Coin Cloud Inc, a company that has over 5000 automatic teller machines (ATMs) in the United States and Brazil, has filed for chapter 11 bankruptcy protection in the district of Nevada. According to the court filings, Coin Cloud owes its creditors between $100 million and $500 million, with between 5,001 and 10,000 creditors and assets between $50 million and $100 million. The largest Coin Cloud creditor is DCG’s Genesis Global Trading with an unsecured claim of over $108 million.
Notably, Genesis Global Trading recently filed for chapter 11 bankruptcy protection after succumbing to FTX and Voyager Digital’s bad debts last year. Forward, the company anticipates reorganizing its operations under judicial management for the best interest of creditors and shareholders.
“This decision will allow us to rework our debt, protect the interests of our creditors, and emerge as a stronger, more financially stable company,” Coin Cloud founder, CEO, and president Chris McAlary said.
The announcement has come as a shock to many cryptocurrency traders following a relief rally in January.
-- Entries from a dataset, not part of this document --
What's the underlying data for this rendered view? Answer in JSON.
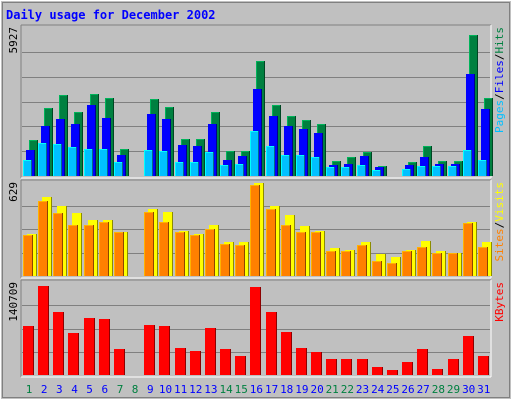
{
  "chart_data": {
    "type": "bar",
    "title": "Daily usage for December 2002",
    "categories": [
      "1",
      "2",
      "3",
      "4",
      "5",
      "6",
      "7",
      "8",
      "9",
      "10",
      "11",
      "12",
      "13",
      "14",
      "15",
      "16",
      "17",
      "18",
      "19",
      "20",
      "21",
      "22",
      "23",
      "24",
      "25",
      "26",
      "27",
      "28",
      "29",
      "30",
      "31"
    ],
    "weekend_days": [
      "1",
      "7",
      "8",
      "14",
      "15",
      "21",
      "22",
      "28",
      "29"
    ],
    "panels": [
      {
        "max_label": "5927",
        "ylim": [
          0,
          5927
        ],
        "legend": [
          "Pages",
          "/",
          "Files",
          "/",
          "Hits"
        ],
        "series": [
          {
            "name": "Hits",
            "color": "#008040",
            "values": [
              1450,
              2750,
              3250,
              2600,
              3300,
              3150,
              1100,
              0,
              3100,
              2800,
              1500,
              1500,
              2600,
              1000,
              1000,
              4650,
              2850,
              2400,
              2250,
              2100,
              600,
              750,
              950,
              400,
              0,
              550,
              1200,
              600,
              600,
              5700,
              3150
            ]
          },
          {
            "name": "Files",
            "color": "#0000ff",
            "values": [
              1050,
              2000,
              2300,
              2100,
              2850,
              2350,
              850,
              0,
              2500,
              2300,
              1250,
              1200,
              2100,
              650,
              800,
              3500,
              2400,
              2000,
              1900,
              1750,
              450,
              500,
              800,
              350,
              0,
              450,
              750,
              500,
              500,
              4100,
              2700
            ]
          },
          {
            "name": "Pages",
            "color": "#00c0ff",
            "values": [
              650,
              1350,
              1300,
              1150,
              1100,
              1100,
              550,
              0,
              1050,
              1000,
              550,
              550,
              950,
              450,
              500,
              1800,
              1200,
              850,
              850,
              750,
              350,
              350,
              450,
              250,
              0,
              300,
              400,
              400,
              400,
              1050,
              650
            ]
          }
        ]
      },
      {
        "max_label": "629",
        "ylim": [
          0,
          629
        ],
        "legend": [
          "Sites",
          "/",
          "Visits"
        ],
        "series": [
          {
            "name": "Visits",
            "color": "#ffff00",
            "values": [
              290,
              540,
              480,
              430,
              380,
              380,
              300,
              0,
              460,
              440,
              310,
              290,
              350,
              230,
              230,
              635,
              480,
              420,
              340,
              310,
              190,
              180,
              230,
              150,
              130,
              180,
              240,
              170,
              160,
              370,
              230
            ]
          },
          {
            "name": "Sites",
            "color": "#ff8000",
            "values": [
              280,
              510,
              430,
              350,
              350,
              370,
              300,
              0,
              440,
              370,
              300,
              280,
              320,
              220,
              210,
              620,
              460,
              350,
              300,
              300,
              170,
              170,
              210,
              100,
              90,
              170,
              200,
              160,
              160,
              360,
              200
            ]
          }
        ]
      },
      {
        "max_label": "140709",
        "ylim": [
          0,
          140709
        ],
        "legend": [
          "KBytes"
        ],
        "series": [
          {
            "name": "KBytes",
            "color": "#ff0000",
            "values": [
              75000,
              138000,
              97000,
              65000,
              88000,
              86000,
              40000,
              0,
              77000,
              75000,
              42000,
              37000,
              72000,
              40000,
              30000,
              136000,
              97000,
              67000,
              42000,
              35000,
              24000,
              25000,
              25000,
              12000,
              8000,
              20000,
              40000,
              10000,
              24000,
              60000,
              30000
            ]
          }
        ]
      }
    ],
    "colors": {
      "background": "#c0c0c0",
      "title": "#0000ff",
      "weekday_label": "#0000ff",
      "weekend_label": "#008040",
      "gridline": "#808080",
      "slash": "#000000"
    }
  }
}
Nonetheless, Circle CEO and Founder Jeremy D. Allaire had predicted that several crypto companies are silently insolvent and warned traders to proceed with caution during this year’s WTO.
— Whale Coin Talk (@WhaleCoinTalk) February 8, 2023
According to a report by Bloomberg, amid its bankruptcy, Coin Cloud had been seeking additional financial support from Genesis Global Trading even though the latter was struggling to pay its creditors.
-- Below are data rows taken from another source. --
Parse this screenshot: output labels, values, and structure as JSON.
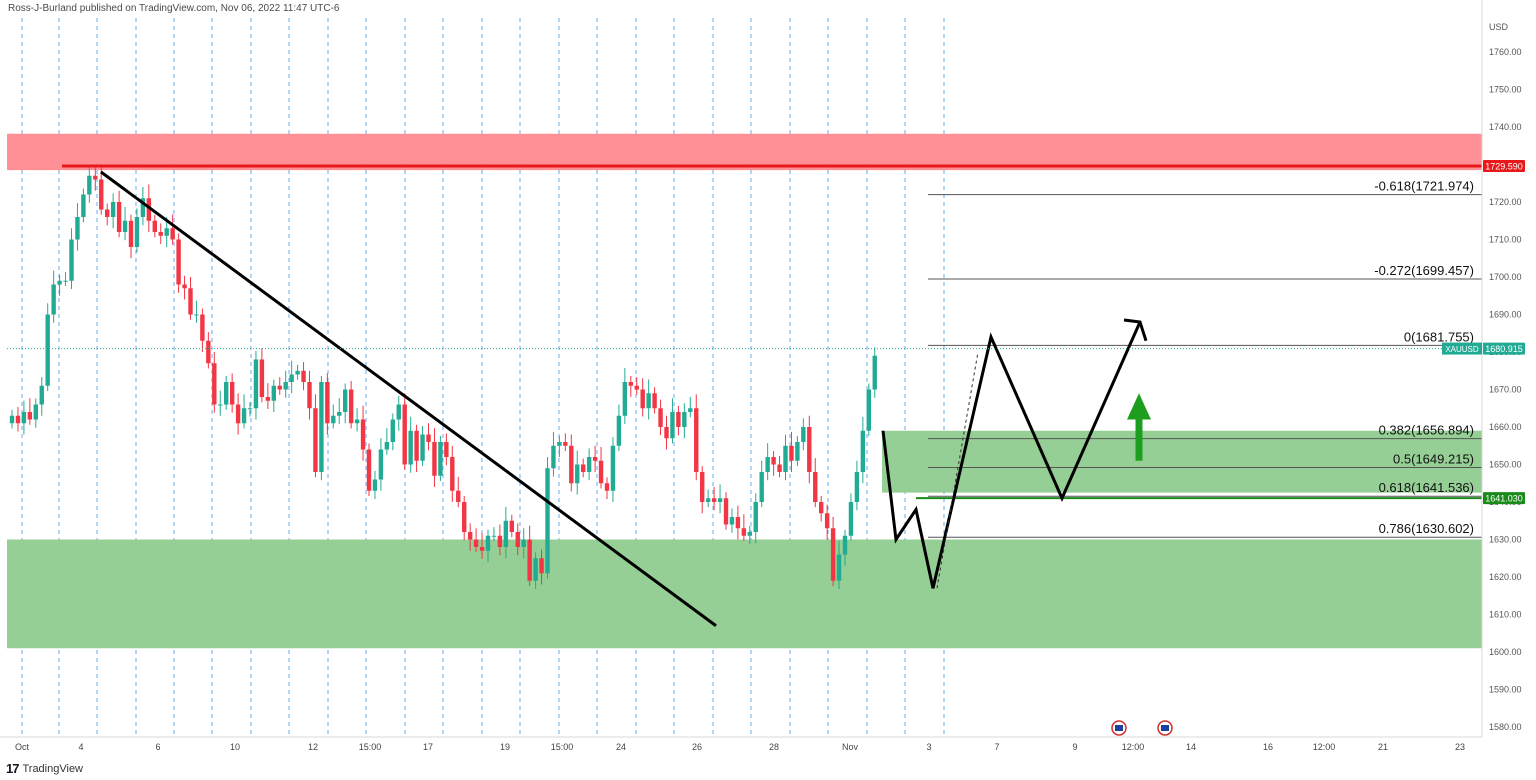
{
  "header": {
    "publisher": "Ross-J-Burland published on TradingView.com, Nov 06, 2022 11:47 UTC-6"
  },
  "footer": {
    "brand": "TradingView",
    "logo": "17"
  },
  "chart_data": {
    "type": "candlestick",
    "symbol": "XAUUSD",
    "currency": "USD",
    "ylim": [
      1575,
      1767
    ],
    "y_ticks": [
      1580,
      1590,
      1600,
      1610,
      1620,
      1630,
      1640,
      1650,
      1660,
      1670,
      1680,
      1690,
      1700,
      1710,
      1720,
      1730,
      1740,
      1750,
      1760
    ],
    "x_ticks": [
      "Oct",
      "4",
      "6",
      "10",
      "12",
      "15:00",
      "17",
      "19",
      "15:00",
      "24",
      "26",
      "28",
      "Nov",
      "3",
      "7",
      "9",
      "12:00",
      "14",
      "16",
      "12:00",
      "21",
      "23"
    ],
    "price_labels": {
      "resistance": "1729.590",
      "current": "1680.915",
      "current_symbol": "XAUUSD",
      "support": "1641.030"
    },
    "fibonacci": [
      {
        "label": "-0.618(1721.974)",
        "value": 1721.974
      },
      {
        "label": "-0.272(1699.457)",
        "value": 1699.457
      },
      {
        "label": "0(1681.755)",
        "value": 1681.755
      },
      {
        "label": "0.382(1656.894)",
        "value": 1656.894
      },
      {
        "label": "0.5(1649.215)",
        "value": 1649.215
      },
      {
        "label": "0.618(1641.536)",
        "value": 1641.536
      },
      {
        "label": "0.786(1630.602)",
        "value": 1630.602
      }
    ],
    "zones": [
      {
        "name": "resistance-zone",
        "from": 1728.5,
        "to": 1738.2,
        "color": "#ff8a90"
      },
      {
        "name": "upper-support-zone",
        "from": 1642.5,
        "to": 1659.0,
        "color": "#8fcc8f"
      },
      {
        "name": "lower-support-zone",
        "from": 1601.0,
        "to": 1630.0,
        "color": "#8fcc8f"
      }
    ],
    "colors": {
      "up": "#22ab94",
      "down": "#f23645",
      "resistance_line": "#e8181b",
      "support_line": "#1a8a1a",
      "arrow": "#1e9e1e"
    }
  }
}
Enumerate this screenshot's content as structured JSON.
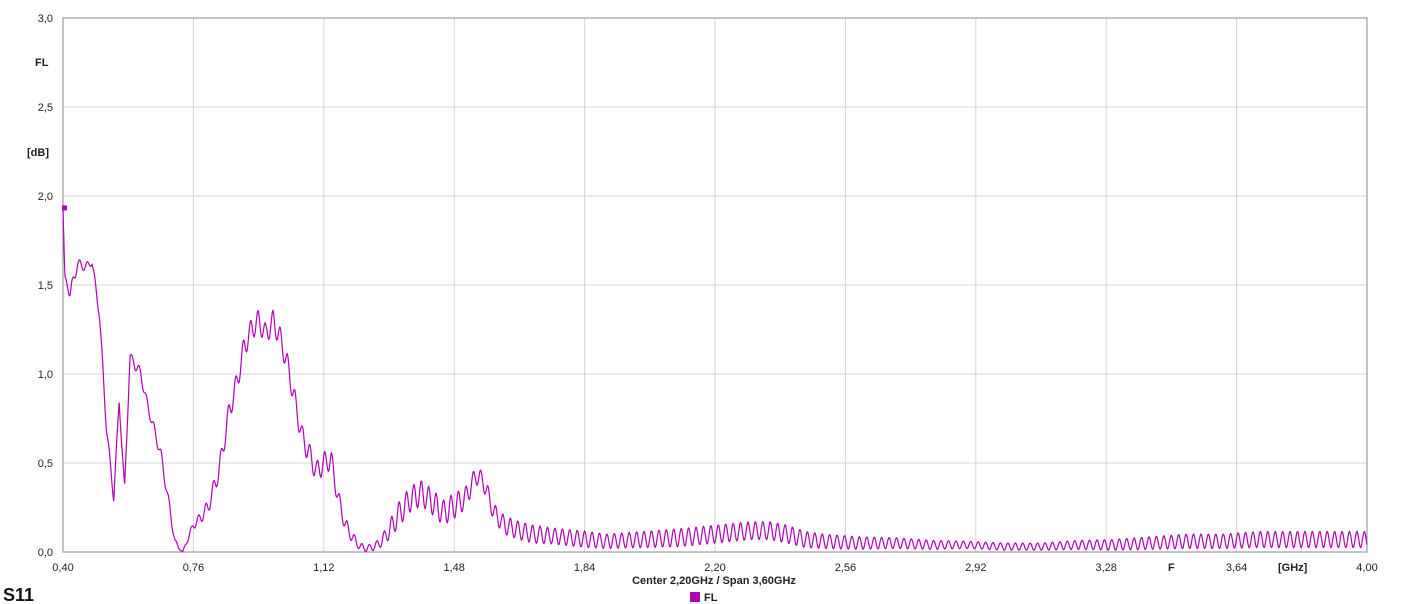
{
  "title": "S11",
  "bottom_text": "Center 2,20GHz / Span 3,60GHz",
  "y_unit_label": "[dB]",
  "y_param_label": "FL",
  "x_unit_label": "[GHz]",
  "x_marker_label": "F",
  "legend_label": "FL",
  "colors": {
    "trace": "#b000b5",
    "grid": "#d4d4d4",
    "frame": "#888888"
  },
  "chart_data": {
    "type": "line",
    "title": "S11",
    "xlabel": "[GHz]",
    "ylabel": "[dB]",
    "xlim": [
      0.4,
      4.0
    ],
    "ylim": [
      0.0,
      3.0
    ],
    "grid": true,
    "legend": "bottom-center",
    "x_ticks": [
      "0,40",
      "0,76",
      "1,12",
      "1,48",
      "1,84",
      "2,20",
      "2,56",
      "2,92",
      "3,28",
      "3,64",
      "4,00"
    ],
    "y_ticks": [
      "0,0",
      "0,5",
      "1,0",
      "1,5",
      "2,0",
      "2,5",
      "3,0"
    ],
    "series": [
      {
        "name": "FL",
        "x": [
          0.4,
          0.405,
          0.42,
          0.44,
          0.46,
          0.48,
          0.5,
          0.52,
          0.54,
          0.555,
          0.57,
          0.585,
          0.6,
          0.615,
          0.63,
          0.65,
          0.67,
          0.69,
          0.71,
          0.73,
          0.75,
          0.76,
          0.775,
          0.8,
          0.83,
          0.86,
          0.88,
          0.9,
          0.92,
          0.94,
          0.96,
          0.98,
          1.0,
          1.02,
          1.04,
          1.06,
          1.08,
          1.1,
          1.12,
          1.14,
          1.16,
          1.18,
          1.2,
          1.22,
          1.24,
          1.26,
          1.28,
          1.3,
          1.33,
          1.36,
          1.39,
          1.42,
          1.45,
          1.48,
          1.51,
          1.54,
          1.56,
          1.59,
          1.62,
          1.66,
          1.7,
          1.75,
          1.8,
          1.85,
          1.9,
          2.0,
          2.1,
          2.2,
          2.3,
          2.35,
          2.4,
          2.45,
          2.5,
          2.6,
          2.7,
          2.8,
          2.9,
          3.0,
          3.1,
          3.2,
          3.3,
          3.4,
          3.5,
          3.6,
          3.7,
          3.8,
          3.9,
          4.0
        ],
        "values": [
          1.93,
          1.55,
          1.45,
          1.62,
          1.6,
          1.63,
          1.35,
          0.7,
          0.3,
          0.85,
          0.35,
          1.1,
          1.05,
          1.0,
          0.85,
          0.7,
          0.55,
          0.3,
          0.05,
          0.0,
          0.1,
          0.15,
          0.18,
          0.25,
          0.45,
          0.8,
          0.95,
          1.15,
          1.25,
          1.3,
          1.22,
          1.3,
          1.2,
          1.05,
          0.85,
          0.65,
          0.55,
          0.45,
          0.5,
          0.52,
          0.3,
          0.15,
          0.08,
          0.03,
          0.02,
          0.03,
          0.06,
          0.12,
          0.22,
          0.3,
          0.33,
          0.28,
          0.22,
          0.26,
          0.3,
          0.43,
          0.4,
          0.22,
          0.15,
          0.12,
          0.1,
          0.09,
          0.08,
          0.07,
          0.06,
          0.07,
          0.08,
          0.1,
          0.12,
          0.12,
          0.1,
          0.07,
          0.06,
          0.05,
          0.05,
          0.04,
          0.04,
          0.03,
          0.03,
          0.04,
          0.04,
          0.05,
          0.06,
          0.06,
          0.07,
          0.07,
          0.07,
          0.07
        ],
        "ripple_amplitude": [
          0.0,
          0.0,
          0.04,
          0.03,
          0.02,
          0.02,
          0.03,
          0.03,
          0.02,
          0.02,
          0.02,
          0.02,
          0.03,
          0.03,
          0.03,
          0.03,
          0.03,
          0.03,
          0.02,
          0.0,
          0.02,
          0.02,
          0.03,
          0.04,
          0.05,
          0.06,
          0.06,
          0.06,
          0.06,
          0.06,
          0.06,
          0.06,
          0.06,
          0.06,
          0.06,
          0.06,
          0.06,
          0.06,
          0.06,
          0.06,
          0.05,
          0.04,
          0.03,
          0.02,
          0.02,
          0.02,
          0.03,
          0.05,
          0.07,
          0.07,
          0.07,
          0.07,
          0.07,
          0.07,
          0.06,
          0.05,
          0.05,
          0.05,
          0.05,
          0.05,
          0.05,
          0.045,
          0.045,
          0.045,
          0.04,
          0.045,
          0.05,
          0.05,
          0.05,
          0.05,
          0.05,
          0.045,
          0.04,
          0.035,
          0.03,
          0.025,
          0.02,
          0.02,
          0.02,
          0.025,
          0.03,
          0.035,
          0.04,
          0.04,
          0.045,
          0.045,
          0.045,
          0.045
        ]
      }
    ]
  }
}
Coin Cloud Piles Up Crypto Difficulties
The insolvency of Coin Cloud is a clear indication that the crypto market may not be over yet with the 2022 bear market. A possible correction could send Bitcoin and altcoin prices to last year’s lows and perhaps even lower. Furthermore, selling pressure would increase as investors take profits and flee the volatility and uncertainty.
Founded back in 2014, going insolvent after eight years highlights the difficulties that crypto companies are facing to remain floating. Moreover, Coin Cloud experienced a sharp decline in operational growth in the second half of last year following the crypto crash that sent traders aside.
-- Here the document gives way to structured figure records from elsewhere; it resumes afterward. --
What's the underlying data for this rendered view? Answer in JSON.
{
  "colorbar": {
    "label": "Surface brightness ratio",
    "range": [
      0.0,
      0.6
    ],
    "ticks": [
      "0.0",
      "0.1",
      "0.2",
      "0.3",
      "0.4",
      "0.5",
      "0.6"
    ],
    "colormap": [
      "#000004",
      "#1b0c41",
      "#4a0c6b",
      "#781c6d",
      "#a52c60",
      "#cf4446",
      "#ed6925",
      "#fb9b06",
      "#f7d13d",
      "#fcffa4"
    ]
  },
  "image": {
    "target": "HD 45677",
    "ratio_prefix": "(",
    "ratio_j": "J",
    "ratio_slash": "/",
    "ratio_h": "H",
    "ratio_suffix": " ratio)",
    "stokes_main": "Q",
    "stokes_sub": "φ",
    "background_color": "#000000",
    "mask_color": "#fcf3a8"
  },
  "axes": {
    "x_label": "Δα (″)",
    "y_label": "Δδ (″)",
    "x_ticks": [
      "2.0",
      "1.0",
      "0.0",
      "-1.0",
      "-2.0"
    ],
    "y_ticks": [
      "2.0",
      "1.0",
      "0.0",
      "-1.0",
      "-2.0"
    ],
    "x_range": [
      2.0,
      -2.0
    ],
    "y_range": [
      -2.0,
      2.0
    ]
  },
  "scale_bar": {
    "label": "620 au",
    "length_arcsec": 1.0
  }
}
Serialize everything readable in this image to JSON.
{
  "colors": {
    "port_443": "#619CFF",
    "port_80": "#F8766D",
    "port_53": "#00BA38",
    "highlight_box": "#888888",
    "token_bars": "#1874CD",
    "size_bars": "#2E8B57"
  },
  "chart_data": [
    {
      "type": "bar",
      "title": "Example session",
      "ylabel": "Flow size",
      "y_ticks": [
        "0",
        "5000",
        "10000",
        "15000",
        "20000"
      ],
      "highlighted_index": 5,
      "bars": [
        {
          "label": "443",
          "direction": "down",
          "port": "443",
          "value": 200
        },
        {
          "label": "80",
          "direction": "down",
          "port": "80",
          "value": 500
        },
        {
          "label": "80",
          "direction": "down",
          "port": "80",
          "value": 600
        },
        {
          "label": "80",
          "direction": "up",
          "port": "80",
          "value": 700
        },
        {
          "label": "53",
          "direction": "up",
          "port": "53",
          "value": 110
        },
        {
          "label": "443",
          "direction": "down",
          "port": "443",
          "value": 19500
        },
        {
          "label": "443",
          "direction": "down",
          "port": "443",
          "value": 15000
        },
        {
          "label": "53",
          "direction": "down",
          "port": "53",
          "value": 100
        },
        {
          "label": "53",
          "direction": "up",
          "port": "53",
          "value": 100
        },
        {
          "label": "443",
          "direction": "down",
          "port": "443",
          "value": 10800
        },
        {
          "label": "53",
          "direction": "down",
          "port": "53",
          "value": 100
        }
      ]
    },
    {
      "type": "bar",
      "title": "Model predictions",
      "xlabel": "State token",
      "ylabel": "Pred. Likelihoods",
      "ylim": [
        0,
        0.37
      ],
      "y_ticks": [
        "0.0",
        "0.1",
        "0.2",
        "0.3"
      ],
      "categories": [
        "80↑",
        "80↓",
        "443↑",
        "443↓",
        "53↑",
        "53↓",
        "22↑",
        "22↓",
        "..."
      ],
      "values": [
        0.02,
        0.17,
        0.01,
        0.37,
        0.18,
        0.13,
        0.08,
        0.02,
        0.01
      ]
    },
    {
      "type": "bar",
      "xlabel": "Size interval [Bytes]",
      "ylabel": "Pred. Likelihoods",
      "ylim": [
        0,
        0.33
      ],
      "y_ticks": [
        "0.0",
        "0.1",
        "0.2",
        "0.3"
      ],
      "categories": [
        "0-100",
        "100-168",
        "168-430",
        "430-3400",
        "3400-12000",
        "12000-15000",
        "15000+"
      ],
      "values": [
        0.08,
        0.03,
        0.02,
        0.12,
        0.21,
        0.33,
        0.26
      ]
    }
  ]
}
Notably, traditional financial institutions with ATMs well distributed in various locations have entered the crypto market. As a result, purpose-built crypto ATMs have experienced increased competition during their early development stage, thus not being able to meet financial obligations.
Meanwhile, the total crypto market capitalization has declined approximately 3.7 percent in the past 24 hours to about $1.1 trillion, according to the latest data. With Bitcoin price exchanging at around $22.5K today, its market dominance stands at about 39.56 percent.